Ho, hum. I was contemplating a longish piece - a sort of essay - on the leadership travails of Ed Milliband and David Shearer. My starting point was likely to be the experiences of Clem Attlee, who was so scorned by his own party that he faced (and ignored) continual demands to quit for someone more acute, more charismatic, more dynamic, more leftwing, more anything.
Attlee, of course, went on to win a massive majority immediately after the end of World War 2, and instituted a programme of reforms that haven't been matched by any British prime minister since; and is now regarded as the perhaps the best PM of the century, almost certainly the best of the post war bunch.
But I didn't quite get around to it and just as well, as David Shearer decided to quit, without checking with me if that would be okay.

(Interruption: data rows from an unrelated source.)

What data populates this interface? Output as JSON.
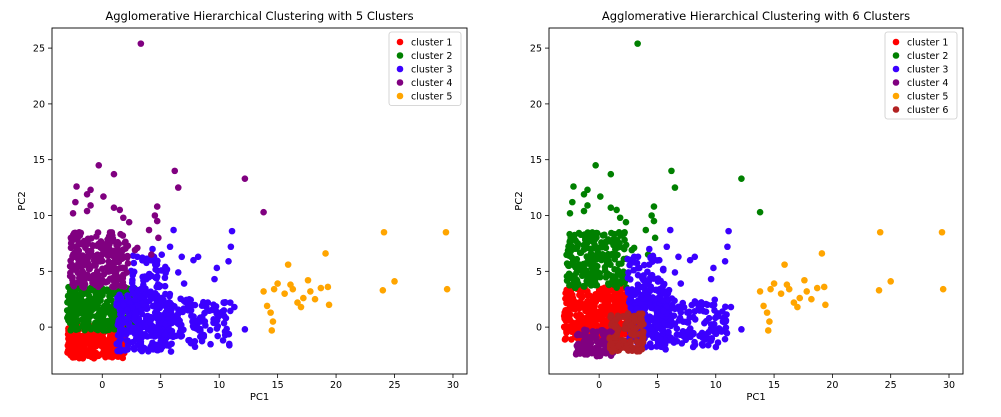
{
  "chart_data": [
    {
      "type": "scatter",
      "title": "Agglomerative Hierarchical Clustering with 5 Clusters",
      "xlabel": "PC1",
      "ylabel": "PC2",
      "xlim": [
        -4.3,
        31.2
      ],
      "ylim": [
        -4.2,
        26.8
      ],
      "xticks": [
        0,
        5,
        10,
        15,
        20,
        25,
        30
      ],
      "yticks": [
        0,
        5,
        10,
        15,
        20,
        25
      ],
      "legend_position": "top-right",
      "series": [
        {
          "name": "cluster 1",
          "color": "#ff0000",
          "regions": [
            {
              "xrange": [
                -3.0,
                2.0
              ],
              "yrange": [
                -2.8,
                0.2
              ],
              "count": 260
            }
          ],
          "points": [
            [
              -2.8,
              -0.6
            ],
            [
              -2.2,
              -1.0
            ],
            [
              1.6,
              -1.5
            ],
            [
              1.8,
              -0.8
            ],
            [
              -0.5,
              -2.6
            ],
            [
              0.5,
              -2.5
            ]
          ]
        },
        {
          "name": "cluster 2",
          "color": "#008000",
          "regions": [
            {
              "xrange": [
                -3.0,
                2.8
              ],
              "yrange": [
                -0.3,
                3.6
              ],
              "count": 320
            }
          ],
          "points": [
            [
              -3.0,
              1.5
            ],
            [
              -2.9,
              0.6
            ],
            [
              2.6,
              2.0
            ],
            [
              2.4,
              1.0
            ]
          ]
        },
        {
          "name": "cluster 3",
          "color": "#3b00ff",
          "regions": [
            {
              "xrange": [
                1.2,
                6.0
              ],
              "yrange": [
                -2.2,
                3.0
              ],
              "count": 280
            },
            {
              "xrange": [
                5.0,
                11.0
              ],
              "yrange": [
                -1.8,
                2.6
              ],
              "count": 120
            },
            {
              "xrange": [
                2.4,
                5.6
              ],
              "yrange": [
                3.0,
                6.5
              ],
              "count": 60
            }
          ],
          "points": [
            [
              6.1,
              8.7
            ],
            [
              7.8,
              6.0
            ],
            [
              8.2,
              6.3
            ],
            [
              9.8,
              5.3
            ],
            [
              9.6,
              4.3
            ],
            [
              11.1,
              8.6
            ],
            [
              11.0,
              7.2
            ],
            [
              10.8,
              5.9
            ],
            [
              11.3,
              1.8
            ],
            [
              12.2,
              -0.2
            ],
            [
              10.5,
              -0.4
            ],
            [
              6.5,
              4.9
            ],
            [
              7.0,
              3.9
            ],
            [
              5.8,
              7.2
            ],
            [
              4.3,
              7.0
            ],
            [
              6.8,
              6.3
            ],
            [
              5.5,
              5.1
            ],
            [
              3.0,
              6.3
            ]
          ]
        },
        {
          "name": "cluster 4",
          "color": "#800080",
          "regions": [
            {
              "xrange": [
                -2.8,
                2.2
              ],
              "yrange": [
                3.5,
                8.5
              ],
              "count": 220
            }
          ],
          "points": [
            [
              3.3,
              25.4
            ],
            [
              -0.3,
              14.5
            ],
            [
              1.0,
              13.7
            ],
            [
              -2.2,
              12.6
            ],
            [
              -1.0,
              12.3
            ],
            [
              0.1,
              11.7
            ],
            [
              -1.3,
              11.9
            ],
            [
              -2.3,
              11.2
            ],
            [
              -2.5,
              10.2
            ],
            [
              -1.3,
              10.4
            ],
            [
              -1.0,
              10.9
            ],
            [
              1.0,
              10.7
            ],
            [
              1.5,
              10.5
            ],
            [
              6.2,
              14.0
            ],
            [
              6.5,
              12.5
            ],
            [
              4.7,
              10.8
            ],
            [
              4.5,
              10.0
            ],
            [
              4.7,
              9.5
            ],
            [
              1.8,
              9.8
            ],
            [
              2.3,
              9.4
            ],
            [
              12.2,
              13.3
            ],
            [
              13.8,
              10.3
            ],
            [
              4.0,
              8.7
            ],
            [
              4.8,
              8.0
            ],
            [
              3.0,
              7.1
            ],
            [
              2.8,
              6.9
            ],
            [
              4.2,
              6.5
            ]
          ]
        },
        {
          "name": "cluster 5",
          "color": "#ffa500",
          "regions": [],
          "points": [
            [
              13.8,
              3.2
            ],
            [
              14.1,
              1.9
            ],
            [
              14.4,
              1.3
            ],
            [
              14.6,
              0.5
            ],
            [
              14.5,
              -0.3
            ],
            [
              14.7,
              3.4
            ],
            [
              15.0,
              3.9
            ],
            [
              15.6,
              3.0
            ],
            [
              15.9,
              5.6
            ],
            [
              16.1,
              3.8
            ],
            [
              16.3,
              3.4
            ],
            [
              16.7,
              2.2
            ],
            [
              17.0,
              1.8
            ],
            [
              17.2,
              2.6
            ],
            [
              17.6,
              4.2
            ],
            [
              17.8,
              3.2
            ],
            [
              18.2,
              2.5
            ],
            [
              18.7,
              3.5
            ],
            [
              19.1,
              6.6
            ],
            [
              19.3,
              3.6
            ],
            [
              19.4,
              2.0
            ],
            [
              24.1,
              8.5
            ],
            [
              24.0,
              3.3
            ],
            [
              25.0,
              4.1
            ],
            [
              29.4,
              8.5
            ],
            [
              29.5,
              3.4
            ]
          ]
        }
      ]
    },
    {
      "type": "scatter",
      "title": "Agglomerative Hierarchical Clustering with 6 Clusters",
      "xlabel": "PC1",
      "ylabel": "PC2",
      "xlim": [
        -4.3,
        31.2
      ],
      "ylim": [
        -4.2,
        26.8
      ],
      "xticks": [
        0,
        5,
        10,
        15,
        20,
        25,
        30
      ],
      "yticks": [
        0,
        5,
        10,
        15,
        20,
        25
      ],
      "legend_position": "top-right",
      "series": [
        {
          "name": "cluster 1",
          "color": "#ff0000",
          "regions": [
            {
              "xrange": [
                -3.0,
                2.5
              ],
              "yrange": [
                -1.2,
                3.6
              ],
              "count": 380
            }
          ],
          "points": [
            [
              -3.0,
              1.0
            ],
            [
              -2.8,
              -0.5
            ],
            [
              2.8,
              2.0
            ],
            [
              2.5,
              1.0
            ]
          ]
        },
        {
          "name": "cluster 2",
          "color": "#008000",
          "regions": [
            {
              "xrange": [
                -2.8,
                2.4
              ],
              "yrange": [
                3.5,
                8.5
              ],
              "count": 240
            }
          ],
          "points": [
            [
              3.3,
              25.4
            ],
            [
              -0.3,
              14.5
            ],
            [
              1.0,
              13.7
            ],
            [
              -2.2,
              12.6
            ],
            [
              -1.0,
              12.3
            ],
            [
              0.1,
              11.7
            ],
            [
              -1.3,
              11.9
            ],
            [
              -2.3,
              11.2
            ],
            [
              -2.5,
              10.2
            ],
            [
              -1.3,
              10.4
            ],
            [
              -1.0,
              10.9
            ],
            [
              1.0,
              10.7
            ],
            [
              1.5,
              10.5
            ],
            [
              6.2,
              14.0
            ],
            [
              6.5,
              12.5
            ],
            [
              4.7,
              10.8
            ],
            [
              4.5,
              10.0
            ],
            [
              4.7,
              9.5
            ],
            [
              1.8,
              9.8
            ],
            [
              2.3,
              9.4
            ],
            [
              12.2,
              13.3
            ],
            [
              13.8,
              10.3
            ],
            [
              4.0,
              8.7
            ],
            [
              4.8,
              8.0
            ],
            [
              3.0,
              7.1
            ],
            [
              2.8,
              6.9
            ],
            [
              4.2,
              6.5
            ]
          ]
        },
        {
          "name": "cluster 3",
          "color": "#3b00ff",
          "regions": [
            {
              "xrange": [
                2.5,
                6.0
              ],
              "yrange": [
                -2.0,
                3.4
              ],
              "count": 220
            },
            {
              "xrange": [
                5.0,
                11.0
              ],
              "yrange": [
                -1.8,
                2.6
              ],
              "count": 120
            },
            {
              "xrange": [
                2.4,
                5.6
              ],
              "yrange": [
                3.0,
                6.5
              ],
              "count": 60
            }
          ],
          "points": [
            [
              6.1,
              8.7
            ],
            [
              7.8,
              6.0
            ],
            [
              8.2,
              6.3
            ],
            [
              9.8,
              5.3
            ],
            [
              9.6,
              4.3
            ],
            [
              11.1,
              8.6
            ],
            [
              11.0,
              7.2
            ],
            [
              10.8,
              5.9
            ],
            [
              11.3,
              1.8
            ],
            [
              12.2,
              -0.2
            ],
            [
              10.5,
              -0.4
            ],
            [
              6.5,
              4.9
            ],
            [
              7.0,
              3.9
            ],
            [
              5.8,
              7.2
            ],
            [
              4.3,
              7.0
            ],
            [
              6.8,
              6.3
            ],
            [
              5.5,
              5.1
            ],
            [
              3.0,
              6.3
            ]
          ]
        },
        {
          "name": "cluster 4",
          "color": "#800080",
          "regions": [
            {
              "xrange": [
                -2.0,
                1.2
              ],
              "yrange": [
                -2.6,
                -0.2
              ],
              "count": 120
            }
          ],
          "points": [
            [
              -1.8,
              -1.5
            ],
            [
              -1.5,
              -2.0
            ],
            [
              -0.2,
              -2.6
            ]
          ]
        },
        {
          "name": "cluster 5",
          "color": "#ffa500",
          "regions": [],
          "points": [
            [
              13.8,
              3.2
            ],
            [
              14.1,
              1.9
            ],
            [
              14.4,
              1.3
            ],
            [
              14.6,
              0.5
            ],
            [
              14.5,
              -0.3
            ],
            [
              14.7,
              3.4
            ],
            [
              15.0,
              3.9
            ],
            [
              15.6,
              3.0
            ],
            [
              15.9,
              5.6
            ],
            [
              16.1,
              3.8
            ],
            [
              16.3,
              3.4
            ],
            [
              16.7,
              2.2
            ],
            [
              17.0,
              1.8
            ],
            [
              17.2,
              2.6
            ],
            [
              17.6,
              4.2
            ],
            [
              17.8,
              3.2
            ],
            [
              18.2,
              2.5
            ],
            [
              18.7,
              3.5
            ],
            [
              19.1,
              6.6
            ],
            [
              19.3,
              3.6
            ],
            [
              19.4,
              2.0
            ],
            [
              24.1,
              8.5
            ],
            [
              24.0,
              3.3
            ],
            [
              25.0,
              4.1
            ],
            [
              29.4,
              8.5
            ],
            [
              29.5,
              3.4
            ]
          ]
        },
        {
          "name": "cluster 6",
          "color": "#b22222",
          "regions": [
            {
              "xrange": [
                0.9,
                3.8
              ],
              "yrange": [
                -2.2,
                1.3
              ],
              "count": 120
            }
          ],
          "points": [
            [
              1.0,
              -1.5
            ],
            [
              3.6,
              0.8
            ],
            [
              2.5,
              -2.1
            ]
          ]
        }
      ]
    }
  ]
}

So, with the phoney war over, what now for Labour?
Obviously the three most mooted names are Cunliffe, Robertson and Little. Romantics nervously suggest Jacinda Ardern. I think none of the above are likely, for the simple reason they are career politicians with time (but not much else) on their side.
They aren’t thinking about what is good for the Labour party, but for their own prospects. Cunliffe, Robertson, Little probably don’t relish the idea of taking on Key, even now. I think the ‘Big Beasts’ will be thinking about the 2014 leadership election, rather than the 2014 general election.
I think Annette King might emerge as a stop gap contender.
King is familiar and have a bit of ‘elder statesperson’ gravitas. King / Cunliffe or King / Little might be viable tickets, with the deputy keeping a canny eye on his prospects for 2014.
So it would be very funny if King managed to scrape some sort of a victory in 2014, and so delayed the succession to 2016-7, by which time Jacinda might be a more realistic prospect.